The resulting loss of land and economic power left Māori with high rates of incarceration, poor health outcomes and lower life expectancies, higher rates of poverty, homelessness and unemployment than Pākehā.
Batten says that while Pākehā living today didn't commit the crimes of colonisation personally "we are part of the institutions and the consequences. We participate in the privilege that was gained from those actions and in the end we have to take responsibility."
She believes that the path to a more harmonious relationship between Pākehā and tangata whenua requires Pākehā to make their own spiritual connection to the land.
"If we come into a relationship feeling that we're empty and we need to be filled up, we're going to take. We're going to say to the others 'Fill me up. Give me what I haven't got.' When I find that richness in me then I'm not having to take anything from Māori, I have something to give" she says.
According to Batten, operating from a place of lack can cause Pākehā to exhibit racist behaviours and "when we're grounded in who we are, that's when we're better able to relate to those who are different from us".

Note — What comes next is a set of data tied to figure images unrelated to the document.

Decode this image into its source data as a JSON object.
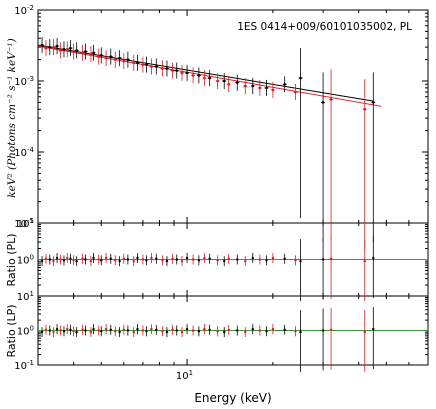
{
  "chart_data": [
    {
      "type": "scatter",
      "panel": "spectrum",
      "annotation": "1ES 0414+009/60101035002, PL",
      "ylabel": "keV² (Photons cm⁻² s⁻¹ keV⁻¹)",
      "yscale": "log",
      "xscale": "log",
      "xlim": [
        3,
        70
      ],
      "ylim": [
        1e-05,
        0.01
      ],
      "yticklabels": [
        "10-5",
        "10-4",
        "10-3",
        "10-2"
      ],
      "model_lines": [
        {
          "color": "#000000",
          "x": [
            3,
            45
          ],
          "y": [
            0.0032,
            0.00052
          ]
        },
        {
          "color": "#e0191f",
          "x": [
            3,
            48
          ],
          "y": [
            0.0031,
            0.00044
          ]
        }
      ],
      "series": [
        {
          "color": "#000000",
          "x": [
            3.1,
            3.3,
            3.5,
            3.7,
            3.9,
            4.1,
            4.4,
            4.7,
            5.0,
            5.4,
            5.8,
            6.2,
            6.7,
            7.2,
            7.8,
            8.5,
            9.2,
            10.0,
            11.0,
            12.0,
            13.5,
            15.0,
            17.0,
            19.0,
            22.0,
            25.0,
            30.0,
            45.0
          ],
          "y": [
            0.0032,
            0.003,
            0.0031,
            0.0028,
            0.0029,
            0.0027,
            0.0026,
            0.0025,
            0.0023,
            0.0022,
            0.0021,
            0.002,
            0.0018,
            0.0017,
            0.0016,
            0.0015,
            0.0014,
            0.0013,
            0.0012,
            0.0011,
            0.001,
            0.00095,
            0.00085,
            0.0008,
            0.0009,
            0.0011,
            0.0005,
            0.0005
          ]
        },
        {
          "color": "#e0191f",
          "x": [
            3.2,
            3.4,
            3.6,
            3.8,
            4.0,
            4.3,
            4.6,
            4.9,
            5.2,
            5.6,
            6.0,
            6.5,
            7.0,
            7.5,
            8.2,
            8.9,
            9.6,
            10.5,
            11.5,
            12.8,
            14.0,
            16.0,
            18.0,
            20.0,
            24.0,
            32.0,
            42.0
          ],
          "y": [
            0.0029,
            0.003,
            0.0027,
            0.0028,
            0.0026,
            0.0025,
            0.0024,
            0.0022,
            0.0021,
            0.002,
            0.0019,
            0.0018,
            0.0017,
            0.0016,
            0.0015,
            0.0014,
            0.0013,
            0.0012,
            0.0011,
            0.001,
            0.0009,
            0.00085,
            0.0008,
            0.00075,
            0.0007,
            0.00055,
            0.0004
          ]
        }
      ]
    },
    {
      "type": "scatter",
      "panel": "ratio-pl",
      "ylabel": "Ratio (PL)",
      "yscale": "log",
      "ylim": [
        0.1,
        10
      ],
      "yticklabels": [
        "100",
        "101"
      ],
      "reference_line": {
        "y": 1,
        "color": "#3a9a3a"
      }
    },
    {
      "type": "scatter",
      "panel": "ratio-lp",
      "ylabel": "Ratio (LP)",
      "xlabel": "Energy (keV)",
      "yscale": "log",
      "ylim": [
        0.1,
        10
      ],
      "yticklabels": [
        "10-1",
        "100",
        "101"
      ],
      "xticklabels": [
        "101"
      ],
      "reference_line": {
        "y": 1,
        "color": "#3a9a3a"
      }
    }
  ]
}
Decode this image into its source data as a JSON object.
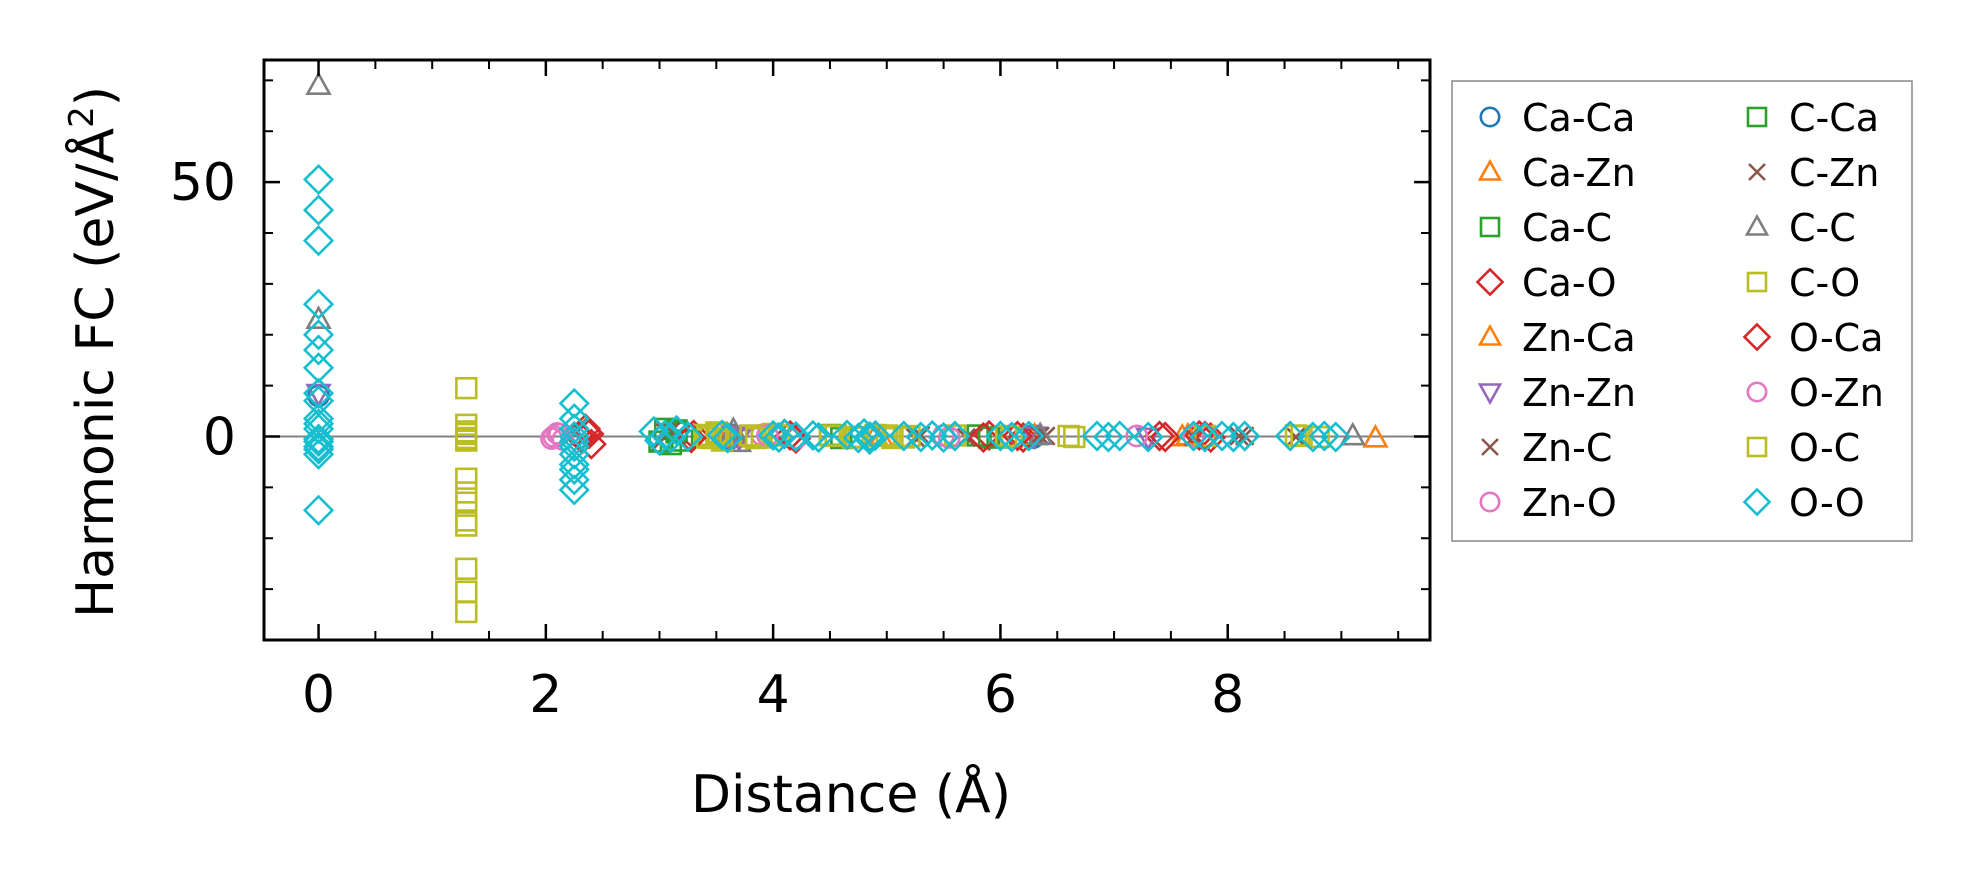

Filmmaker Kathleen Winter says that she included Batten's perspective in the series "because it shifts this conversation in an important way. Though Juliet is brutal in her critique of 'white guilt', she also embraces the potential of a positive cultural identity for Pākehā through spiritual belonging. Doing the work of self-reflection and connection isn't indulgent - it's a necessary first step for those who want to change racist norms and enter true cultural exchange."